Of course, I am not suggesting any bad intentions. The problem is often much simpler. They possess a lot of knowledge that has never been battle-tested. On paper, it looks convincing and initially appears successful, but it cannot survive contact with reality.

The challenge is that reality delivers its verdict long after they are gone, leaving no opportunity to learn from the outcome.

Maintainability Is a Separate Skill

One assumption hidden behind both theories is that maintainability expertise is a separate skill. Being a great engineer does not automatically make someone a great architect. In the same way, being a great architect does not automatically mean someone knows how to build systems that remain easy to evolve for years.

Maintainability requires a different kind of experience.

You need to see systems after years of growth. You need to observe how today's shortcuts become tomorrow's constraints. You need to experience the consequences of coupling, misplaced boundaries, premature abstractions, and architectural decisions that looked perfectly reasonable when they were made.

The challenge is that this knowledge is difficult to acquire. The feedback loop is long, and many people move to another project before they can see the results of their decisions. As a consequence, they keep accumulating knowledge about how to build systems, but not necessarily about how to keep them maintainable.

This is why deep domain expertise, technical excellence, leadership skills, or architectural knowledge alone are not enough. They are all valuable, but maintainability requires learning a separate set of lessons - lessons that only become visible with time and experience.

Theories and the Feedback Loop

There is one problem shared by both theories: the distance between decisions and consequences.

Until now, it could take years before the cost of a poor decision became impossible to ignore.
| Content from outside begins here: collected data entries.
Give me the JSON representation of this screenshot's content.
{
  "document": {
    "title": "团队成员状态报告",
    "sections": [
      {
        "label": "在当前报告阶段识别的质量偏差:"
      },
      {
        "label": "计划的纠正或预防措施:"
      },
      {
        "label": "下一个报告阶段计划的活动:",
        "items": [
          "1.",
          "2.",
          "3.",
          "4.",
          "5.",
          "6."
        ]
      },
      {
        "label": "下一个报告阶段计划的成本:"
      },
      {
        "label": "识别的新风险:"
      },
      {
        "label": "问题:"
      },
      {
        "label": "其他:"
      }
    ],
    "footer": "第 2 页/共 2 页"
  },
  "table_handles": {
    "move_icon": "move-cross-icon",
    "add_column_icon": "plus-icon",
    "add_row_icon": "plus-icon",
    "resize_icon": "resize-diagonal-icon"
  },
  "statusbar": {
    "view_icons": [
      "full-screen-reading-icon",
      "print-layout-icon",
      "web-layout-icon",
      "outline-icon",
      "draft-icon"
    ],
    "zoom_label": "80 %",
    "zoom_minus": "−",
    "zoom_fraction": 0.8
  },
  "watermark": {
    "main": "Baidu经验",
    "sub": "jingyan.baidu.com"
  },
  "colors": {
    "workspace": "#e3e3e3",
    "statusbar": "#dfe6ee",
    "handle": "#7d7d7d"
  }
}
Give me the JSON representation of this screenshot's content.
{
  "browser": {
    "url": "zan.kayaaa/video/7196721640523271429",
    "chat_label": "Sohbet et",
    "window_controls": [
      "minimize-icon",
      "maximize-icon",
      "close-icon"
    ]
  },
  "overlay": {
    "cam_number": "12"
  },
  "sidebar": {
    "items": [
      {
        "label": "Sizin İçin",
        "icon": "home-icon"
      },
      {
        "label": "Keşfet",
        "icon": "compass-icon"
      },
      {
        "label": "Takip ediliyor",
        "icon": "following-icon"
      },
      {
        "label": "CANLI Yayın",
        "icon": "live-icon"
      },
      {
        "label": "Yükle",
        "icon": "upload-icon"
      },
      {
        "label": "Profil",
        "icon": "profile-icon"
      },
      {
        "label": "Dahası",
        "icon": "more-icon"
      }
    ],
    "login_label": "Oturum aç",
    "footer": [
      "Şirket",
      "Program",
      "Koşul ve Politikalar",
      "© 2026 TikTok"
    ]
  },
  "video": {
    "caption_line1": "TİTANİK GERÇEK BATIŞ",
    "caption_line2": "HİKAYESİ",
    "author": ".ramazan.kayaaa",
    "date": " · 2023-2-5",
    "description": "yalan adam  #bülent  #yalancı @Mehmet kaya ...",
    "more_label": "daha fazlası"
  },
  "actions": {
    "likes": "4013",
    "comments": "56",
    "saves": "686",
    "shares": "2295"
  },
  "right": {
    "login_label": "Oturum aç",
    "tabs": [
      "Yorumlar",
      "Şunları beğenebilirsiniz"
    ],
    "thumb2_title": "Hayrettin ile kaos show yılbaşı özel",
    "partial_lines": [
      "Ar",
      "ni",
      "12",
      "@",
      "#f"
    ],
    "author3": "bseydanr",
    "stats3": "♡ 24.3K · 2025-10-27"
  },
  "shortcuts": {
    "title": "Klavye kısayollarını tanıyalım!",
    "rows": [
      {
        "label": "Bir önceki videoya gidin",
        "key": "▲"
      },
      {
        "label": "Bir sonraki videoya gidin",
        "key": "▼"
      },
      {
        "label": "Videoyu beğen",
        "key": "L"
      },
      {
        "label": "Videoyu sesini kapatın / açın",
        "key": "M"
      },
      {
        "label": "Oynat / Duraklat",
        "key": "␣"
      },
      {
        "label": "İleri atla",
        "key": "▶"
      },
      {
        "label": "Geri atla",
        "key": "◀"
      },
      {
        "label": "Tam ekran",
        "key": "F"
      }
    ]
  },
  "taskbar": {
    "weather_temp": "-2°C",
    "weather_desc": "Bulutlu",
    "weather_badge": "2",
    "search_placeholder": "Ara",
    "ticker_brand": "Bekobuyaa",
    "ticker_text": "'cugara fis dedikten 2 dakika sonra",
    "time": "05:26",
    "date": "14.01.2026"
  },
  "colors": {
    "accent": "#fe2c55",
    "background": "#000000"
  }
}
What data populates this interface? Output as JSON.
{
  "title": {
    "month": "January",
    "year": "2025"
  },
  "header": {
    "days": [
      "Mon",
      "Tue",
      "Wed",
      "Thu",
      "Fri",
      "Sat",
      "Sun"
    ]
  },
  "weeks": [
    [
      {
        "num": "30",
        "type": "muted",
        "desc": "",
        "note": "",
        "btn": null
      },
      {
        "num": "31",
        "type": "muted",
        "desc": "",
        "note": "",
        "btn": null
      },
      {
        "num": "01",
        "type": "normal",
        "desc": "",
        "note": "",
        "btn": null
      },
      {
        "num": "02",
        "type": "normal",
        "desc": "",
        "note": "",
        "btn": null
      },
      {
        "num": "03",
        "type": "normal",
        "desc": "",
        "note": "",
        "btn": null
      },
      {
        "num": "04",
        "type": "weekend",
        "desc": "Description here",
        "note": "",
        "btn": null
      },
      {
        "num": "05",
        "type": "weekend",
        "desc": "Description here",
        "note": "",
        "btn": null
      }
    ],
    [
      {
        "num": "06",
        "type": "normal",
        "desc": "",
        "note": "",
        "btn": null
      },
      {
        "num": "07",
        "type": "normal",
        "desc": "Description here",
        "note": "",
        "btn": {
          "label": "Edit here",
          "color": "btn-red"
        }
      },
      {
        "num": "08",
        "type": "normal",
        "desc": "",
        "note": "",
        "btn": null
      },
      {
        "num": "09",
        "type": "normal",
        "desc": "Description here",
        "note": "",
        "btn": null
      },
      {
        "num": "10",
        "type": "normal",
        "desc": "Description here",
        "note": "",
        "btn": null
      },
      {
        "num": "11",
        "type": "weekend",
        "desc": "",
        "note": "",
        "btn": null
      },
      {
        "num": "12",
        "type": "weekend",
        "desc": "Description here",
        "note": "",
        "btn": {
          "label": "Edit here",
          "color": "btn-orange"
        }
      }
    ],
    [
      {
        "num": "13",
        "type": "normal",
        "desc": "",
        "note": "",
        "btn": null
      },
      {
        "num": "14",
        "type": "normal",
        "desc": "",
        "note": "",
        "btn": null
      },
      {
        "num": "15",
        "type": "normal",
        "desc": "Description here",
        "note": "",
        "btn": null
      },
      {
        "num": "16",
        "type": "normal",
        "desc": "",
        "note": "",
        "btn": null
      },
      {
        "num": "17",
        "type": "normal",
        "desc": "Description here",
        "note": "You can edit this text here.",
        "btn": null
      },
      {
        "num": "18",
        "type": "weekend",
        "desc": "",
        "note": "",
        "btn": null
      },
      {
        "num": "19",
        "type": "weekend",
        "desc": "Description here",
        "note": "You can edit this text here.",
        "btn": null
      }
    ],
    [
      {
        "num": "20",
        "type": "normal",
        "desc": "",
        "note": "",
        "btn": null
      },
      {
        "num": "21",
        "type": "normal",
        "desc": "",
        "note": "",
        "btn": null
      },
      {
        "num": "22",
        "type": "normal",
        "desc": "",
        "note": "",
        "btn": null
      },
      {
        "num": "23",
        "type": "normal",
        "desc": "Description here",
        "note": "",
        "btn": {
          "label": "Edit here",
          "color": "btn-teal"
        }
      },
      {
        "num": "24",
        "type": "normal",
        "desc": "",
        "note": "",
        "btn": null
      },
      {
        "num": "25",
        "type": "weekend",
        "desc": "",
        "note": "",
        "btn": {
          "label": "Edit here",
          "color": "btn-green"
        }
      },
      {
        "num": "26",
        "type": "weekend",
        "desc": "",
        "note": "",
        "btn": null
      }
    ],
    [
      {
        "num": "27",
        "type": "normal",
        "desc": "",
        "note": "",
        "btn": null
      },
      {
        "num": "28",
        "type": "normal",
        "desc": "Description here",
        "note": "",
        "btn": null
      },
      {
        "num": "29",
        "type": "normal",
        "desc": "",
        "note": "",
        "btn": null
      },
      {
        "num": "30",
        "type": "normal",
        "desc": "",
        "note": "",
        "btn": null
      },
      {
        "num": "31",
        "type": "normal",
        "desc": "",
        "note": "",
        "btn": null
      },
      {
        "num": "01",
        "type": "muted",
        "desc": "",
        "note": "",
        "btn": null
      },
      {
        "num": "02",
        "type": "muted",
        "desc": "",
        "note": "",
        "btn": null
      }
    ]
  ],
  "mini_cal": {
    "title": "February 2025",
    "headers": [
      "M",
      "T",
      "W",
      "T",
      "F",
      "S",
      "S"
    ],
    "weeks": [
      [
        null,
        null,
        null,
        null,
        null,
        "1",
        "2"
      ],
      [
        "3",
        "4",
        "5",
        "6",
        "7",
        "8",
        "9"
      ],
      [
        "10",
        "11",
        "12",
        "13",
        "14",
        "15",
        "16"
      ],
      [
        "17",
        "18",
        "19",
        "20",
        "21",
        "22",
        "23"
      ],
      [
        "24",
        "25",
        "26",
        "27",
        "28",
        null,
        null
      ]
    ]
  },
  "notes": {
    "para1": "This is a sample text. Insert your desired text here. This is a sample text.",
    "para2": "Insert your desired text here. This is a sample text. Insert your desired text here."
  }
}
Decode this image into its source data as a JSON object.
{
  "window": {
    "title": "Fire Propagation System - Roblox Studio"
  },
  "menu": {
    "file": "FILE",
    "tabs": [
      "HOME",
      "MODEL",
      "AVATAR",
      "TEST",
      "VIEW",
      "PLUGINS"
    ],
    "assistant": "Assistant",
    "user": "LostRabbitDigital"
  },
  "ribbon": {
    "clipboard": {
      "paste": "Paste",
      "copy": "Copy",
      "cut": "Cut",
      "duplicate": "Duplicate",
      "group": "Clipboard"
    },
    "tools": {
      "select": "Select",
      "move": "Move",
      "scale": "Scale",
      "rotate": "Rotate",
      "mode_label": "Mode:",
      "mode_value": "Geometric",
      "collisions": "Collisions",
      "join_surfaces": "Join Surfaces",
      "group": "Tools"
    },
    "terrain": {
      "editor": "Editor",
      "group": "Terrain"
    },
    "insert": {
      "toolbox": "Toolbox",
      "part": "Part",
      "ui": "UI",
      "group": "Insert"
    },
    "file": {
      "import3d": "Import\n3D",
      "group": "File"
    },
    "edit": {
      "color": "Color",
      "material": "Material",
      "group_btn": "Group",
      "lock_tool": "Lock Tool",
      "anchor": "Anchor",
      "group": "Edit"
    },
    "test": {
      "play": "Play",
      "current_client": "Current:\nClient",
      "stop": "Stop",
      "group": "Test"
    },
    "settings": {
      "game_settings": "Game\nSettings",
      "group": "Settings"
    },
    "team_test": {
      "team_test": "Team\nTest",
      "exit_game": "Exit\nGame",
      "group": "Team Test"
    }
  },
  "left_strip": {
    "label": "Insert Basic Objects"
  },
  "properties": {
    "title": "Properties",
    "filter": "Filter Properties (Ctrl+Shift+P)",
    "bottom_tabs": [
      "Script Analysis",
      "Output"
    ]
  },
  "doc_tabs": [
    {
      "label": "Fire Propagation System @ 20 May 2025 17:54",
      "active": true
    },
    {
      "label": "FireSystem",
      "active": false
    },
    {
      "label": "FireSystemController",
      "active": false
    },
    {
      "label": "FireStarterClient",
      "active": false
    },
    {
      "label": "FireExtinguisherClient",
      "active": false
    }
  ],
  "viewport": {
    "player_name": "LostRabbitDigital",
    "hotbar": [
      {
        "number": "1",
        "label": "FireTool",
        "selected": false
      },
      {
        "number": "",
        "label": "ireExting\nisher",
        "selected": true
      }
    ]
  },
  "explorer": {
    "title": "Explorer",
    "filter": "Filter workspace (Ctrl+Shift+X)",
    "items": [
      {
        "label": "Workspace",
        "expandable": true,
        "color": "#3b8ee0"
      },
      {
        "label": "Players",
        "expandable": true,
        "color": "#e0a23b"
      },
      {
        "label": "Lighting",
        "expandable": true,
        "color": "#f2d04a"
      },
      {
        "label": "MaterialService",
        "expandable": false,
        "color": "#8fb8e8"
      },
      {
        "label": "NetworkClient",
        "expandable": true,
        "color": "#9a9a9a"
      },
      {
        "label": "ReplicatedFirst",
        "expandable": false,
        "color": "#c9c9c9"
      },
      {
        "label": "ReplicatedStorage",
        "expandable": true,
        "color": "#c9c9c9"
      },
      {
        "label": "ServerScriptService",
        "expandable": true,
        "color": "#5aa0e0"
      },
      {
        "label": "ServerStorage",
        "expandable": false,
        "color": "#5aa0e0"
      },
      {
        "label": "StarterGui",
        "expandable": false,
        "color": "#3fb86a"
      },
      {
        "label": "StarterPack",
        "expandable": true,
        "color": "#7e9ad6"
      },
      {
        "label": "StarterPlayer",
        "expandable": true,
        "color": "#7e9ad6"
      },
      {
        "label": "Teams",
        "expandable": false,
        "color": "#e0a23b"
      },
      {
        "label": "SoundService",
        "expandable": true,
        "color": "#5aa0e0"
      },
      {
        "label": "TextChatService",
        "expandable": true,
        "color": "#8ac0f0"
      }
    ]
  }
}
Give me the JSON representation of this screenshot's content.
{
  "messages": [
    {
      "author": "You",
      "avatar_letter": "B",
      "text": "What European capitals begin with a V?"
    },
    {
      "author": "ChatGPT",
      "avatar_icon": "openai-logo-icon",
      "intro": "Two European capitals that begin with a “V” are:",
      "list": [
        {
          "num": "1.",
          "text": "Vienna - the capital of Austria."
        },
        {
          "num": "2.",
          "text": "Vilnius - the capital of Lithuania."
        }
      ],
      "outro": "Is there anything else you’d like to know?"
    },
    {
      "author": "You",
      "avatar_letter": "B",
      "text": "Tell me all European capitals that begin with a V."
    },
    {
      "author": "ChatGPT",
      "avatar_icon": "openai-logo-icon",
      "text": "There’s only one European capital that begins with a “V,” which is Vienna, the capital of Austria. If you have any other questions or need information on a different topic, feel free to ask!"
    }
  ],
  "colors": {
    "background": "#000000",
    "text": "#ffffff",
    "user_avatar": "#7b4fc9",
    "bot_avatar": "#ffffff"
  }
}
Because of that delay, even people who are aware of the scenarios described above often struggle to connect today's problems with decisions made long ago.

The feedback loop is simply too long.

How AI Can Help Produce Less Legacy

With the increased pace of software delivery, the feedback loop is becoming much shorter. And I believe this is the aspect of AI that can genuinely help us reduce the amount of legacy we create.

Not because AI is exceptionally clever. But because it will bring the pain much earlier. And pain is one of the most effective teachers we have.

When consequences appear sooner, they are easier to connect with the decisions that caused them. The problems are also less entangled with years of additional complexity, making them easier to understand and correct.

This creates an opportunity for our industry to produce fewer legacy systems and learn, collectively, how to build software that remains maintainable for decades.

It is also a great opportunity for people involved in architectural decisions to see the real impact of those decisions while they still have time to learn from them. Some will discover how to avoid similar mistakes in the future. Others may realize that this particular aspect of engineering is simply not for them.

Summary

Most legacy systems are not created by people who do not care. They are created by capable and well-intentioned professionals who either lack maintainability expertise or never stay long enough to experience the consequences of their decisions.

The common challenge behind both scenarios is the feedback loop. When it takes years for architectural mistakes to reveal themselves, learning becomes difficult.

This is why the accelerated pace of software development enabled by AI may become an opportunity. Not because AI will design better systems for us, but because it may expose the consequences of our decisions much sooner, allowing us to learn faster and create less legacy in the process.